AUSTIN, TX- Stating that she had officially moved on from her ex boyfriend, local minority Joanne Prada, 28, reportedly claimed that she has been throwing all of her energy into really “living like a caucasian.” Sources state that Prada has filled her fridge with completely organic foods like ice cubes, dirt, and water and is thoroughly enjoying her new vegan lifestyle. In addition, Prada has reportedly joined yoga classes to replace the gaping hole being single has left in her life. “I see Joanne Prada at yoga every day in her trendy mesh cutout leggings and with her Lu Lu Lemon yoga mat. It really is hard to remember that she’s a minority sometimes,” a source told us after a session of heated yoga. At press time Prada was reportedly yelling at her ex boyfriend who had come over to return her things to “get out of [her] caucasian house.”


Area Teen has Reportedly “Had It” with Friends Making Fun of Her for Bad Driving

AUSTIN, TX- Being ridiculed from both the passenger and back seat, area teen Tina Lawar, 18, was reportedly quickly losing patience with the two teenage girls she was driving. “I am just so tired of always being made fun of. So what if I drove past a stop sign and ran over a squirrel? It was just one time, alright?” Lawar reportedly said to sources. Although Lawar has never received a ticket, sources note that her two accidents on record are with standing cars in parking lots, inviting suspicion that both on and off the road Lawar poses a significant danger to society. At press time Lawar’s friends Louise Gresh and Gene Manchuria continued to make fun of her as she cruised down the toll road at a nice and easy 25 miles per hour.

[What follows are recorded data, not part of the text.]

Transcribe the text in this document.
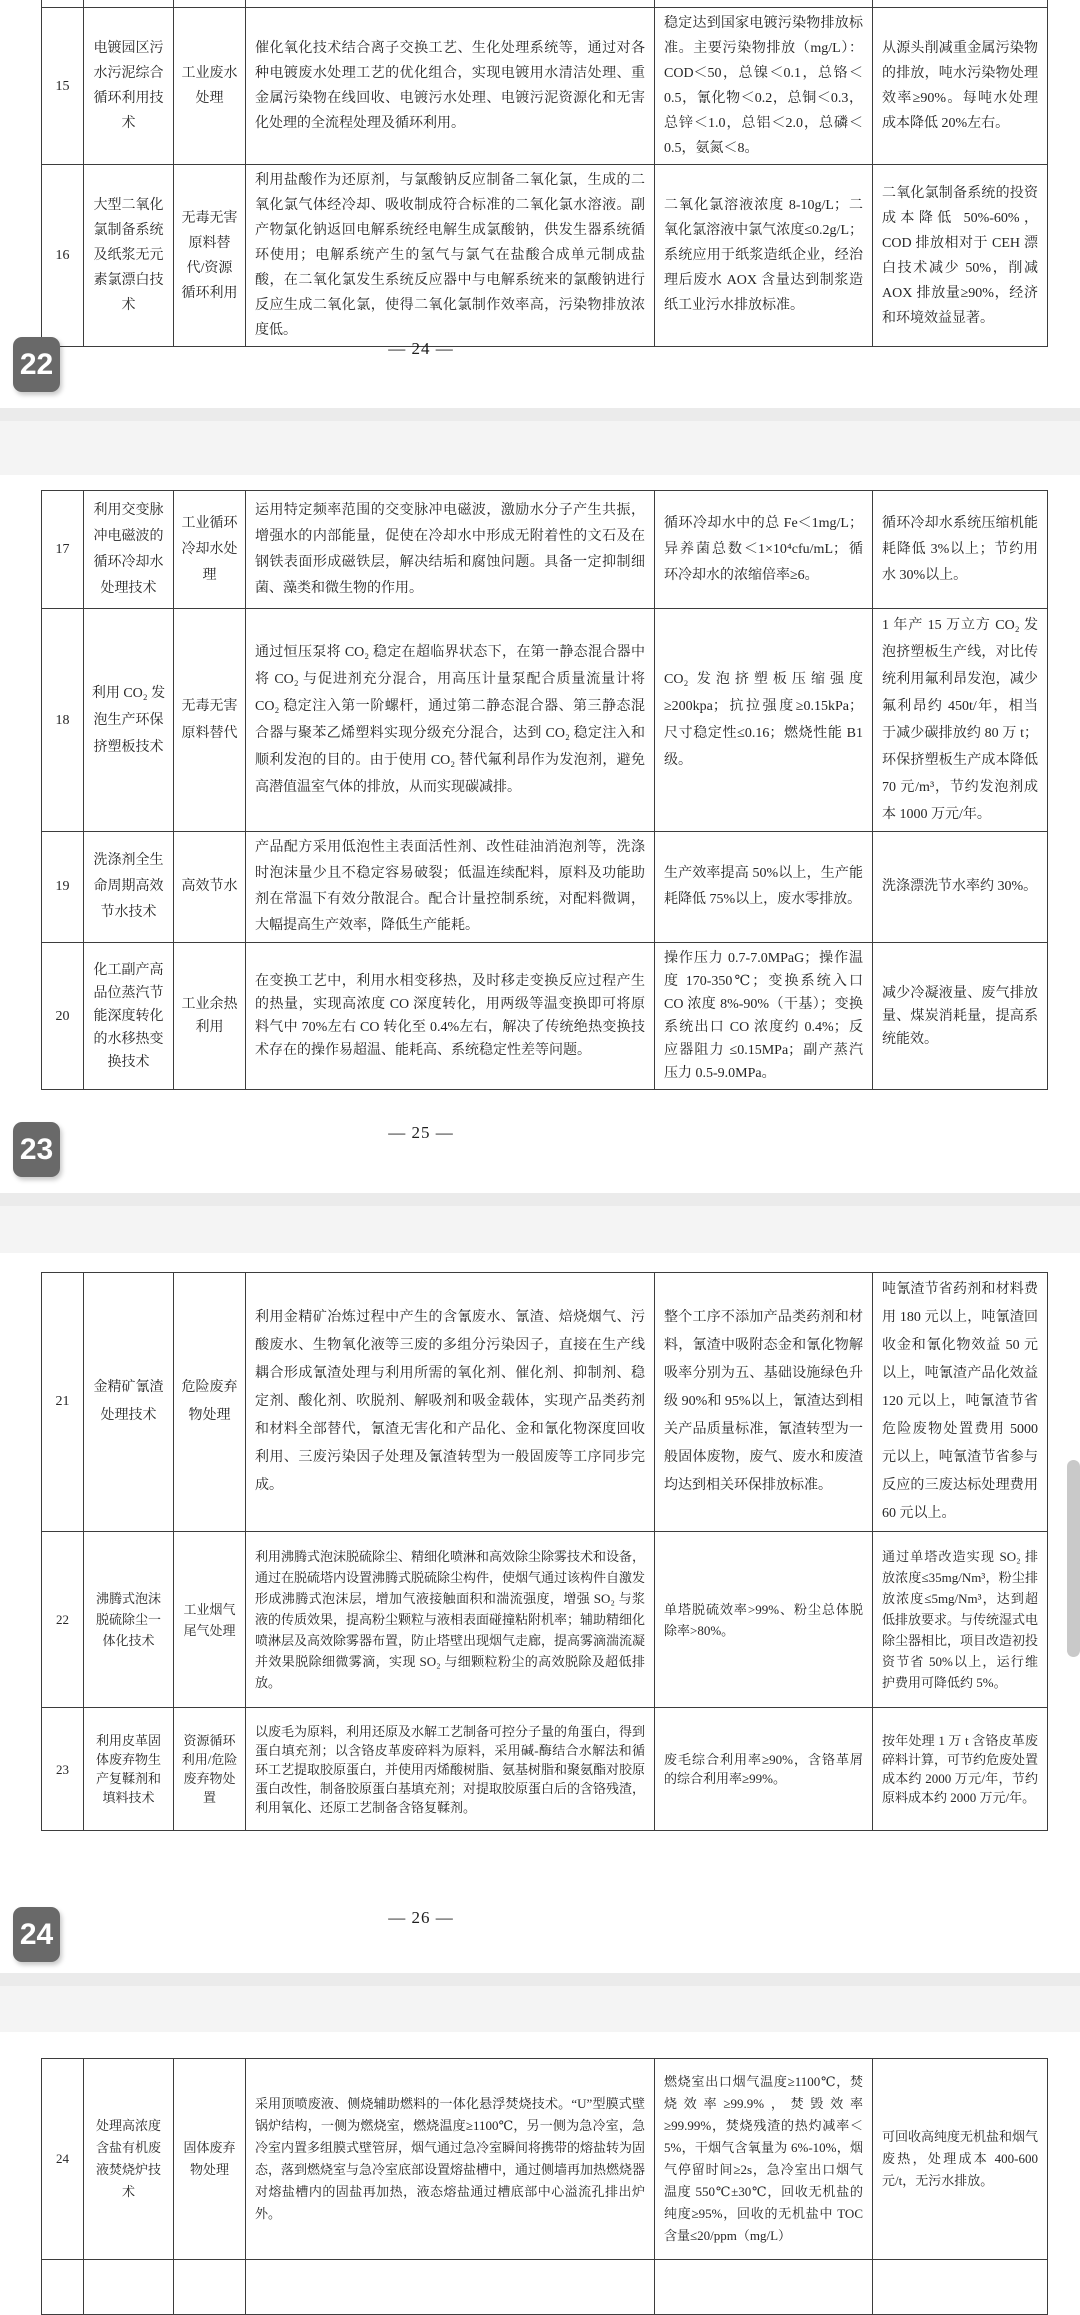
15	电镀园区污水污泥综合循环利用技术	工业废水处理	催化氧化技术结合离子交换工艺、生化处理系统等，通过对各种电镀废水处理工艺的优化组合，实现电镀用水清洁处理、重金属污染物在线回收、电镀污水处理、电镀污泥资源化和无害化处理的全流程处理及循环利用。	稳定达到国家电镀污染物排放标准。主要污染物排放（mg/L）：COD＜50，总镍＜0.1，总铬＜0.5，氰化物＜0.2，总铜＜0.3，总锌＜1.0，总铝＜2.0，总磷＜0.5，氨氮＜8。	从源头削减重金属污染物的排放，吨水污染物处理效率≥90%。每吨水处理成本降低 20%左右。
16	大型二氧化氯制备系统及纸浆无元素氯漂白技术	无毒无害原料替代/资源循环利用	利用盐酸作为还原剂，与氯酸钠反应制备二氧化氯，生成的二氧化氯气体经冷却、吸收制成符合标准的二氧化氯水溶液。副产物氯化钠返回电解系统经电解生成氯酸钠，供发生器系统循环使用；电解系统产生的氢气与氯气在盐酸合成单元制成盐酸，在二氧化氯发生系统反应器中与电解系统来的氯酸钠进行反应生成二氧化氯，使得二氧化氯制作效率高，污染物排放浓度低。	二氧化氯溶液浓度 8-10g/L；二氧化氯溶液中氯气浓度≤0.2g/L；系统应用于纸浆造纸企业，经治理后废水 AOX 含量达到制浆造纸工业污水排放标准。	二氧化氯制备系统的投资成本降低 50%-60%，COD 排放相对于 CEH 漂白技术减少 50%，削减 AOX 排放量≥90%，经济和环境效益显著。
17	利用交变脉冲电磁波的循环冷却水处理技术	工业循环冷却水处理	运用特定频率范围的交变脉冲电磁波，激励水分子产生共振，增强水的内部能量，促使在冷却水中形成无附着性的文石及在钢铁表面形成磁铁层，解决结垢和腐蚀问题。具备一定抑制细菌、藻类和微生物的作用。	循环冷却水中的总 Fe＜1mg/L；异养菌总数＜1×10⁴cfu/mL；循环冷却水的浓缩倍率≥6。	循环冷却水系统压缩机能耗降低 3%以上；节约用水 30%以上。
18	利用 CO₂ 发泡生产环保挤塑板技术	无毒无害原料替代	通过恒压泵将 CO₂ 稳定在超临界状态下，在第一静态混合器中将 CO₂ 与促进剂充分混合，用高压计量泵配合质量流量计将 CO₂ 稳定注入第一阶螺杆，通过第二静态混合器、第三静态混合器与聚苯乙烯塑料实现分级充分混合，达到 CO₂ 稳定注入和顺利发泡的目的。由于使用 CO₂ 替代氟利昂作为发泡剂，避免高潜值温室气体的排放，从而实现碳减排。	CO₂ 发泡挤塑板压缩强度≥200kpa；抗拉强度≥0.15kPa；尺寸稳定性≤0.16；燃烧性能 B1 级。	1 年产 15 万立方 CO₂ 发泡挤塑板生产线，对比传统利用氟利昂发泡，减少氟利昂约 450t/年，相当于减少碳排放约 80 万 t；环保挤塑板生产成本降低 70 元/m³，节约发泡剂成本 1000 万元/年。
19	洗涤剂全生命周期高效节水技术	高效节水	产品配方采用低泡性主表面活性剂、改性硅油消泡剂等，洗涤时泡沫量少且不稳定容易破裂；低温连续配料，原料及功能助剂在常温下有效分散混合。配合计量控制系统，对配料微调，大幅提高生产效率，降低生产能耗。	生产效率提高 50%以上，生产能耗降低 75%以上，废水零排放。	洗涤漂洗节水率约 30%。
20	化工副产高品位蒸汽节能深度转化的水移热变换技术	工业余热利用	在变换工艺中，利用水相变移热，及时移走变换反应过程产生的热量，实现高浓度 CO 深度转化，用两级等温变换即可将原料气中 70%左右 CO 转化至 0.4%左右，解决了传统绝热变换技术存在的操作易超温、能耗高、系统稳定性差等问题。	操作压力 0.7-7.0MPaG；操作温度 170-350℃；变换系统入口 CO 浓度 8%-90%（干基）；变换系统出口 CO 浓度约 0.4%；反应器阻力 ≤0.15MPa；副产蒸汽压力 0.5-9.0MPa。	减少冷凝液量、废气排放量、煤炭消耗量，提高系统能效。
21	金精矿氰渣处理技术	危险废弃物处理	利用金精矿冶炼过程中产生的含氰废水、氰渣、焙烧烟气、污酸废水、生物氧化液等三废的多组分污染因子，直接在生产线耦合形成氰渣处理与利用所需的氧化剂、催化剂、抑制剂、稳定剂、酸化剂、吹脱剂、解吸剂和吸金载体，实现产品类药剂和材料全部替代，氰渣无害化和产品化、金和氰化物深度回收利用、三废污染因子处理及氰渣转型为一般固废等工序同步完成。	整个工序不添加产品类药剂和材料，氰渣中吸附态金和氰化物解吸率分别为五、基础设施绿色升级 90%和 95%以上，氰渣达到相关产品质量标准，氰渣转型为一般固体废物，废气、废水和废渣均达到相关环保排放标准。	吨氰渣节省药剂和材料费用 180 元以上，吨氰渣回收金和氰化物效益 50 元以上，吨氰渣产品化效益 120 元以上，吨氰渣节省危险废物处置费用 5000 元以上，吨氰渣节省参与反应的三废达标处理费用 60 元以上。
22	沸腾式泡沫脱硫除尘一体化技术	工业烟气尾气处理	利用沸腾式泡沫脱硫除尘、精细化喷淋和高效除尘除雾技术和设备，通过在脱硫塔内设置沸腾式脱硫除尘构件，使烟气通过该构件自激发形成沸腾式泡沫层，增加气液接触面积和湍流强度，增强 SO₂ 与浆液的传质效果，提高粉尘颗粒与液相表面碰撞粘附机率；辅助精细化喷淋层及高效除雾器布置，防止塔壁出现烟气走廊，提高雾滴湍流凝并效果脱除细微雾滴，实现 SO₂ 与细颗粒粉尘的高效脱除及超低排放。	单塔脱硫效率>99%、粉尘总体脱除率>80%。	通过单塔改造实现 SO₂ 排放浓度≤35mg/Nm³，粉尘排放浓度≤5mg/Nm³，达到超低排放要求。与传统湿式电除尘器相比，项目改造初投资节省 50%以上，运行维护费用可降低约 5%。
23	利用皮革固体废弃物生产复鞣剂和填料技术	资源循环利用/危险废弃物处置	以废毛为原料，利用还原及水解工艺制备可控分子量的角蛋白，得到蛋白填充剂；以含铬皮革废碎料为原料，采用碱-酶结合水解法和循环工艺提取胶原蛋白，并使用丙烯酸树脂、氨基树脂和聚氨酯对胶原蛋白改性，制备胶原蛋白基填充剂；对提取胶原蛋白后的含铬残渣，利用氧化、还原工艺制备含铬复鞣剂。	废毛综合利用率≥90%，含铬革屑的综合利用率≥99%。	按年处理 1 万 t 含铬皮革废碎料计算，可节约危废处置成本约 2000 万元/年，节约原料成本约 2000 万元/年。
24	处理高浓度含盐有机废液焚烧炉技术	固体废弃物处理	采用顶喷废液、侧烧辅助燃料的一体化悬浮焚烧技术。“U”型膜式壁锅炉结构，一侧为燃烧室，燃烧温度≥1100℃，另一侧为急冷室，急冷室内置多组膜式壁管屏，烟气通过急冷室瞬间将携带的熔盐转为固态，落到燃烧室与急冷室底部设置熔盐槽中，通过侧墙再加热燃烧器对熔盐槽内的固盐再加热，液态熔盐通过槽底部中心溢流孔排出炉外。	燃烧室出口烟气温度≥1100℃，焚烧效率≥99.9%，焚毁效率≥99.99%，焚烧残渣的热灼减率＜5%，干烟气含氧量为 6%-10%，烟气停留时间≥2s，急冷室出口烟气温度 550℃±30℃，回收无机盐的纯度≥95%，回收的无机盐中 TOC 含量≤20/ppm（mg/L）	可回收高纯度无机盐和烟气废热，处理成本 400-600 元/t，无污水排放。

— 24 —
— 25 —
— 26 —
22
23
24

Students in History Class Worried that Peer May Become Next Single Party State Leader

AUSTIN, TX- Standing stick straight in his black button down jacket and formal khakis, local high school student David Nasadi, 18, was reportedly mistaken for the next new single party state leader by his peers. Showing an unbridled enthusiasm for learning about the sexy trio: Mao, Stalin, and Hitler while maintaining impeccable posture and a stern expression, students reportedly began to wonder if leading a totalitarian state was Nasadi’s greatest career aspiration. “I want to major in literature, you know, but David, I think he’s looking to run a single party state,” a source reportedly stated.“It’s honestly hard to see him going to UT Austin next year with his naturally dictatorial voice and resting bitch face. I think he’d be more in his element as an authoritarian leader of a small country.” At press time Nasadi was seen by sources in a local Goodwill, searching for a camouflage suit and beret.

Local Substitute Teacher Very Purposefully Mispronouncing Names on Attendance Sheet

AUSTIN, TX- Working very diligently to mispronounce names on the attendance sheet while taking roll in a freshman class, local substitute teacher Ralph Emerson, 35, was reportedly thoroughly enjoying himself. Sources confirmed that Emerson, despite having a very diverse group of friends and attending one of the top collegiate institutions of the nation, was unable to correctly pronounce even one name on the attendance sheet. “He pronounced Jacob as ‘ha-cub’ and Tyler Mackovich as ‘Taylor Smackabich’,” a student reportedly told one of our sources. “Don’t even get me started on the Asian names.” At press time, Emerson reportedly continued to throw out mispronunciations that would follow each freshman to their senior year.